Ристо Грджич [5] пишет, что сотрудничество между боснийско-герцеговинскими и воеводскими сербами имело, в целом, положительные последствия для развития национального движения. Однако, он обращает внимание на существенное различие в ведении борьбы за национальные права. «В то время как в Воеводине борьба длилась десятилетиями и велась бессмысленно, причем не были пощажены никакие святыни, ни достоинство высших церковных и народных представителей, в Боснии она была завершена менее чем за одно десятилетие и велась с гораздо меньшей остротой… То, чего в Воеводине никогда не было, т.е. полного примирения и полного согласия между противоположными (сербскими) сторонами, в Боснии было достигнуто». Видимо, в этом проявилась разница культур – глубоко православная культура пречанских сербов и заражённая национал-романтизмом культура сербов Воводины.
Впрочем, это не говорит о том, что несдержанностью страдали лишь сербы Воеводины. Весьма колоритны примеры, иллюстрирующие полемический задор, которым были охвачены лидеры мнений австро-венгерских сербов. Никшичская газета «Невесиње» пишет (23 декабря 1898), что «знаменитый электротехник и пламенный православный серб Никола Тесла писал своему дяде митрополиту Николаю (Мандичу): “Дядя! Проклят будь, если предашь народ и православную веру, и будет проклято сербское молоко, которым ты был вскормлен!”»
В конечном итоге эпопея закончилась тем, что император Франц Иосиф 31 июля 1905 года провозгласил в форме закона «Положение о церковно-просветительном управлении сербских православных епархий (митрополий) в Боснии и Герцеговине», согласно которому православный народ Боснии и Герцеговины «в рамках земельных законов и без ущерба надзорному праву государства, сможет самостоятельно устраивать свои церковные и школьные дела и управлять ими».
Милорад Экмечич [6] отмечает, что «автономное движение с 1896 по 1905 год имело огромное историческое значение для истории сербского народа в Боснии и Герцеговине. В нём было осуществлено историческое перенесение народных целей с неорганизованного бунта крестьянства и заговоров малого числа неизвестных заговорщиков на организованное, легальное и современное движение буржуазии в городах».
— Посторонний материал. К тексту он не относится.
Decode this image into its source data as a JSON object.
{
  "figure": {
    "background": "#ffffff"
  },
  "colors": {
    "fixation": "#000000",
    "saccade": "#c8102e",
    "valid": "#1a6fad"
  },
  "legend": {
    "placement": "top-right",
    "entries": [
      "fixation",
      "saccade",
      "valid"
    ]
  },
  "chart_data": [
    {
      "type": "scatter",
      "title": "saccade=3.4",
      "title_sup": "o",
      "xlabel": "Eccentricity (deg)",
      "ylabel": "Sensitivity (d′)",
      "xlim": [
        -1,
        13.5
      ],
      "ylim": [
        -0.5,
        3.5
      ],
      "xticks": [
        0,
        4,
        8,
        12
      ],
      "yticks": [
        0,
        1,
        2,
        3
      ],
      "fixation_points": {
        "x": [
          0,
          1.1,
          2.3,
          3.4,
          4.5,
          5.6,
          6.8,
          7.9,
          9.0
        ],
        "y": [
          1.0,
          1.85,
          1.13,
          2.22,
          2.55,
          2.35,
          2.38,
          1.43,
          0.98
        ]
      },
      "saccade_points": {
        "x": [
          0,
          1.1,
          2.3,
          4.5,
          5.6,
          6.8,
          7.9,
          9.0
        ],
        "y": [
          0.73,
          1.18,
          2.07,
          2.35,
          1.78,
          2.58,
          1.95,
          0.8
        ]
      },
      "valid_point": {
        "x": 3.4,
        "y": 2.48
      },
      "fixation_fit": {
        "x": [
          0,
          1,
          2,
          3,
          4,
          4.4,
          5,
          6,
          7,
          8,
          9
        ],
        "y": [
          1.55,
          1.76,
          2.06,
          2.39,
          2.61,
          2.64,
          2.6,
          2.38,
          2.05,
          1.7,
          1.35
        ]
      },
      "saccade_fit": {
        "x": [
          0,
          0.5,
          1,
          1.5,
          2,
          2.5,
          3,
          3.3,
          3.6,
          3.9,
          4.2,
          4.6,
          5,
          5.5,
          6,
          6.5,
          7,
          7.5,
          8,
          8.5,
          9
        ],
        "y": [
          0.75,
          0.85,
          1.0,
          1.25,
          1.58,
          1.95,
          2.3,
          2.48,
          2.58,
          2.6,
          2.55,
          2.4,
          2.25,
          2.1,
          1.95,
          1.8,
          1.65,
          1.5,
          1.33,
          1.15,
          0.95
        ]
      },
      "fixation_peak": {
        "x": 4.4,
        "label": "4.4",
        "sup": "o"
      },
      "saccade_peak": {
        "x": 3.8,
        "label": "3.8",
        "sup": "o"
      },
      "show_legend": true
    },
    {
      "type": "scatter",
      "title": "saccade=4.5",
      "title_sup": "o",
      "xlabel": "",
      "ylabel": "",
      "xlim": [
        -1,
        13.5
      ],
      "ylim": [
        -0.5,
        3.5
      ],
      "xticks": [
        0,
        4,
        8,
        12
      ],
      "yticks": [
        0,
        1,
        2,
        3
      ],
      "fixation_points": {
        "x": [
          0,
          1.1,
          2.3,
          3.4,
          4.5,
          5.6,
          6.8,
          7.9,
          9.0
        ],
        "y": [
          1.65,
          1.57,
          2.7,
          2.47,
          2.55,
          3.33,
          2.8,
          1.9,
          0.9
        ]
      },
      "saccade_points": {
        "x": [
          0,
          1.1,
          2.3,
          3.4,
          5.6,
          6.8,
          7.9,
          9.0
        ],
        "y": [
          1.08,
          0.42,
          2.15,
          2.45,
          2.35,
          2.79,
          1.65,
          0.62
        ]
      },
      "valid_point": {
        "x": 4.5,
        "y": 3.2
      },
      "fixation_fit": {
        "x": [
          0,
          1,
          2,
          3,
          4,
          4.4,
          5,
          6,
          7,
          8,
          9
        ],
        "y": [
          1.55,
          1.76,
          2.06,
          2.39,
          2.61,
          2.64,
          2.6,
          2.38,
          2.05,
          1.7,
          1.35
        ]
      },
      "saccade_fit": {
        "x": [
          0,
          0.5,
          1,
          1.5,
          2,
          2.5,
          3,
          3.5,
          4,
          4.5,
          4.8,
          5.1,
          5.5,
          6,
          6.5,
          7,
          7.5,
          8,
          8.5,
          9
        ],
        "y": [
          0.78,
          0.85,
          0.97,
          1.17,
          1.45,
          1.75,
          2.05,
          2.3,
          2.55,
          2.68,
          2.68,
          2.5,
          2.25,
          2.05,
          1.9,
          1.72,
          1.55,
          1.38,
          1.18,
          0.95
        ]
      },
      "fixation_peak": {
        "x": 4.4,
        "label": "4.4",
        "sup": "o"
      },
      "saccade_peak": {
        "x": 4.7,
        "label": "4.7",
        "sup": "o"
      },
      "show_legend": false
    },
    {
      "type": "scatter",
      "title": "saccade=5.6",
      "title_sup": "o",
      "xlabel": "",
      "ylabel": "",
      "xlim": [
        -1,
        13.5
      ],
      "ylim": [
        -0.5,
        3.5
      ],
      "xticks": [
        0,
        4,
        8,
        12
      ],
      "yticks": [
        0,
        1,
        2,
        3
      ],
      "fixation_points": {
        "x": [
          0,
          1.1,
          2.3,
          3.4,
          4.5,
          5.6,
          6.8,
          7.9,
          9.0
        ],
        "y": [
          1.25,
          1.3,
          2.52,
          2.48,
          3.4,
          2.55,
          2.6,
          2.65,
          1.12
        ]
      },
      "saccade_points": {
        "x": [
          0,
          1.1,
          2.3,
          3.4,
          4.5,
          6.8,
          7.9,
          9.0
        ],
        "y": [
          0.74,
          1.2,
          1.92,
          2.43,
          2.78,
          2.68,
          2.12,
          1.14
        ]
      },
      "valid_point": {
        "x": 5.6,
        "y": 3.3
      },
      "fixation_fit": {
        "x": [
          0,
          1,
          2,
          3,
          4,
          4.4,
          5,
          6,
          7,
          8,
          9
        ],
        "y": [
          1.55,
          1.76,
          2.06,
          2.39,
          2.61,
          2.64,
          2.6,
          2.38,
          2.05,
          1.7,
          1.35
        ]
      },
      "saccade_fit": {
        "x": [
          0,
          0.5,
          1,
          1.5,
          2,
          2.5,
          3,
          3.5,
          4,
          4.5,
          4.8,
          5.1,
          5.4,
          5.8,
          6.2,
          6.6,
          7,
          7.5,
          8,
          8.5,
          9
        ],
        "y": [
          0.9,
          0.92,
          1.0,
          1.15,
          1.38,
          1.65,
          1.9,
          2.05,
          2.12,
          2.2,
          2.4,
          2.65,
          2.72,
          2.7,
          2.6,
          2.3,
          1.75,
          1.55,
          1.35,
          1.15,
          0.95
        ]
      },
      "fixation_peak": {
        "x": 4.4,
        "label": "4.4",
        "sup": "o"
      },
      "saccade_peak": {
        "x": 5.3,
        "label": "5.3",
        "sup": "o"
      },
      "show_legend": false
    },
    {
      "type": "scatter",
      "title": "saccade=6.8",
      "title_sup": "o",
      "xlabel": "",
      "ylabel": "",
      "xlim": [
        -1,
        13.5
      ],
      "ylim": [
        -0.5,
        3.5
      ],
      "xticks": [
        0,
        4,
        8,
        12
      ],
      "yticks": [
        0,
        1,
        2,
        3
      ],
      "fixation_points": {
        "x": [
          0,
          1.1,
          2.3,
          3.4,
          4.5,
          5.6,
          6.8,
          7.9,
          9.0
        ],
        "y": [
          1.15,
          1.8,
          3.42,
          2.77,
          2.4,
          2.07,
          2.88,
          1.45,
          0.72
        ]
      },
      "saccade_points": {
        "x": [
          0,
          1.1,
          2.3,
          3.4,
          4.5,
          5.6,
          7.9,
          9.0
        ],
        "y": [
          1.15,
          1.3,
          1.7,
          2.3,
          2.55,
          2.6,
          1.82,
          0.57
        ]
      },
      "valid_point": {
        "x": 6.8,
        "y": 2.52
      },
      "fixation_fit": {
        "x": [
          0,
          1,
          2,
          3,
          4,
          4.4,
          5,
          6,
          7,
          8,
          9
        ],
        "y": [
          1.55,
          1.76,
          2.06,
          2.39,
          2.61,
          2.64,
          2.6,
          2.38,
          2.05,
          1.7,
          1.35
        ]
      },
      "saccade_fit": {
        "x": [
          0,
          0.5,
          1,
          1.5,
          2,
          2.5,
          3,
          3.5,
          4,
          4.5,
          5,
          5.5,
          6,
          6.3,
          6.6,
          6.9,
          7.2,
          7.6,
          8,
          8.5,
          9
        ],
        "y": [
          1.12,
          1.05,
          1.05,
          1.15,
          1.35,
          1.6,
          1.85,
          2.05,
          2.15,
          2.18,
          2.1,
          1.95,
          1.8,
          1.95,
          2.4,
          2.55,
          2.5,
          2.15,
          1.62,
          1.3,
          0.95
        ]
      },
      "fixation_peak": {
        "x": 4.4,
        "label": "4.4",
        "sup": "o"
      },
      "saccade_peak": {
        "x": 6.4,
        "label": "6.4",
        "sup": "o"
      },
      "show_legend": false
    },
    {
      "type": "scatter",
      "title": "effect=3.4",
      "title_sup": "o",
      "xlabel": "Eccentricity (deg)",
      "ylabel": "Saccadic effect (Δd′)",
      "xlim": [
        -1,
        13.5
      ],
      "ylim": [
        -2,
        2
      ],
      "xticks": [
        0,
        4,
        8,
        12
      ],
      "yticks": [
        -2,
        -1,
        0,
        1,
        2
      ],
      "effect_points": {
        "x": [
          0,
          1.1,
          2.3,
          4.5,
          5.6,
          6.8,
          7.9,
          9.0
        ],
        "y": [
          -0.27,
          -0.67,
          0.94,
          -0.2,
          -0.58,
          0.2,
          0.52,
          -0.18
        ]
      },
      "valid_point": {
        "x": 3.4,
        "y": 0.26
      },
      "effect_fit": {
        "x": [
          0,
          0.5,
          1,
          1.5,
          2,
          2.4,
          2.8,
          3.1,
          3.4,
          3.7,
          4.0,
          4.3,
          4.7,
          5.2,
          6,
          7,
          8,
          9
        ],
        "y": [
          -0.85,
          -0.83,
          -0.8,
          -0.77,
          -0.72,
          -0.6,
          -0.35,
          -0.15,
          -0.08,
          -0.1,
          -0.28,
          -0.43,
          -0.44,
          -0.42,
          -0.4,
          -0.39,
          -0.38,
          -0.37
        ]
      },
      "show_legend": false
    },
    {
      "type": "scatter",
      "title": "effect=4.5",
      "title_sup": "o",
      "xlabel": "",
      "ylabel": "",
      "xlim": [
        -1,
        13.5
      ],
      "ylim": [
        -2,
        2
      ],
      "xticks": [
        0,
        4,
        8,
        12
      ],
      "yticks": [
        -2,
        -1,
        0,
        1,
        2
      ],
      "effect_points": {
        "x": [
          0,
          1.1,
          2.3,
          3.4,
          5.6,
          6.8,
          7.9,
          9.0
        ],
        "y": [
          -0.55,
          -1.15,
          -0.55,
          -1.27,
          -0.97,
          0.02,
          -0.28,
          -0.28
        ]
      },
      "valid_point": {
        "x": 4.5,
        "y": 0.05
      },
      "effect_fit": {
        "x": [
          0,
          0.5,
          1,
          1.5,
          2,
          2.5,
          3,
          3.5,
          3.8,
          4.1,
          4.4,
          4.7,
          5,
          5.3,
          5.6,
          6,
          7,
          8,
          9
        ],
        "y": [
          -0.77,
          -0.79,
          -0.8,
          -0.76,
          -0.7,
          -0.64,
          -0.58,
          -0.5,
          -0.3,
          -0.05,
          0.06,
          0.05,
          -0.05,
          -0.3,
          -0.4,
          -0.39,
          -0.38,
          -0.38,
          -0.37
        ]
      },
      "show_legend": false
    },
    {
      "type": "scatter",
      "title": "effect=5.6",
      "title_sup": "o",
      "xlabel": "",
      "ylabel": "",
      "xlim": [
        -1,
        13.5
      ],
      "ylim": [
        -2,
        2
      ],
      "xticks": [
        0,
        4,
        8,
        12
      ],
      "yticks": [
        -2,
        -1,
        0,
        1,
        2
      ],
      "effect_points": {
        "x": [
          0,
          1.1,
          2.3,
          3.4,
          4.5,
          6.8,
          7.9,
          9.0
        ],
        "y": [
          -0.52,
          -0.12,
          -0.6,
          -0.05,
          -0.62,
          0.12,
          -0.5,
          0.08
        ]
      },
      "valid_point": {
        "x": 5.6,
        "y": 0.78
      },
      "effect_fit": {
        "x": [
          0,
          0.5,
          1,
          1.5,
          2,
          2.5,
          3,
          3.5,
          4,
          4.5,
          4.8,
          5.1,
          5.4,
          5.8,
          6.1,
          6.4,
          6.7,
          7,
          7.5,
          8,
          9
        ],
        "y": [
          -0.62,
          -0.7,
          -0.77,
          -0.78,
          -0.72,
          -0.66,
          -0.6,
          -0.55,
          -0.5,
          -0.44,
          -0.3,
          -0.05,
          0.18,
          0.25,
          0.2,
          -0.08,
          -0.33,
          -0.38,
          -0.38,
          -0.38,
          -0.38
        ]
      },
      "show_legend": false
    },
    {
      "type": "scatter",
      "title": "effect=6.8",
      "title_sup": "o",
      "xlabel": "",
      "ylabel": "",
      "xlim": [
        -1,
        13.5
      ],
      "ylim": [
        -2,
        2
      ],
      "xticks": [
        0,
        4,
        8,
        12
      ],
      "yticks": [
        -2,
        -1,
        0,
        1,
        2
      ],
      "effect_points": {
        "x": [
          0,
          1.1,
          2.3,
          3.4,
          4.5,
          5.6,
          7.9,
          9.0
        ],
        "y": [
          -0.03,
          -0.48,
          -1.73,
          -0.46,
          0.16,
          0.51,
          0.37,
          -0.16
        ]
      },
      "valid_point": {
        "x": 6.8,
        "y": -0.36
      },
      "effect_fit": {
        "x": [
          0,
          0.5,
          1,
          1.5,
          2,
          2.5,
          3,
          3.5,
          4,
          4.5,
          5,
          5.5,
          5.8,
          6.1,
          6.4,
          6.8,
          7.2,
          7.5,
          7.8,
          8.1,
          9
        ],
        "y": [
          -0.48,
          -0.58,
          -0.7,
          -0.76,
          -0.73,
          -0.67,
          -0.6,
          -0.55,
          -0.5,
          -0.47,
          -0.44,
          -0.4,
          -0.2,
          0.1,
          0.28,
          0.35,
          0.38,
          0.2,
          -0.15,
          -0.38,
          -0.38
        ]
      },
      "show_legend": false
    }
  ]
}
Йован Душанич делает очень важный вывод: «Возможно, более значительным результатом борьбы за церковно-школьную автономию было то, что она политизировала сербские массы, создала сильную оппозицию режиму, вовлекла значительную часть сербского народа в борьбу против оккупационного абсолютистского режима и развила таким образом политическое сознание, что привело к тому, что на протяжении всего времени оккупации большинство сербского народа не мирилось с режимом иноземной власти, а сопротивлялось ему различными способами».
Литература:
[1] Кирилл Шевченко. Этноконфессиональная инженерия на Балканах по-венски: церковная политика Австро-Венгрии в Боснии во второй половине XIX в. https://naukaverakuljtura.com/этноконфессиональная-инженерия-на-б/
[2] Краљачић Томислав, Калајев режим у Босни и Херцеговини 1882–1903, Сарајево, 1987.
[3] Маџар Божо, Покрет Срба Босне и Херцеговине за вјерско-просветну самоуправу, Сарајево, 1982.
[4] Кирилл Шевченко. Сербия и сербы в 1860-1870-е годы в оценках русских общественных деятелей и учёных-славистов https://naukaverakuljtura.com/впечатление-молодости-свежести-вес/
[5] Грђић Ристо, Борба за црквено-школску аутономију у Босни и Херцеговини, Београд, 2012.
[6] Екмечић Милорад, Историја српског народа, Београд, 2000.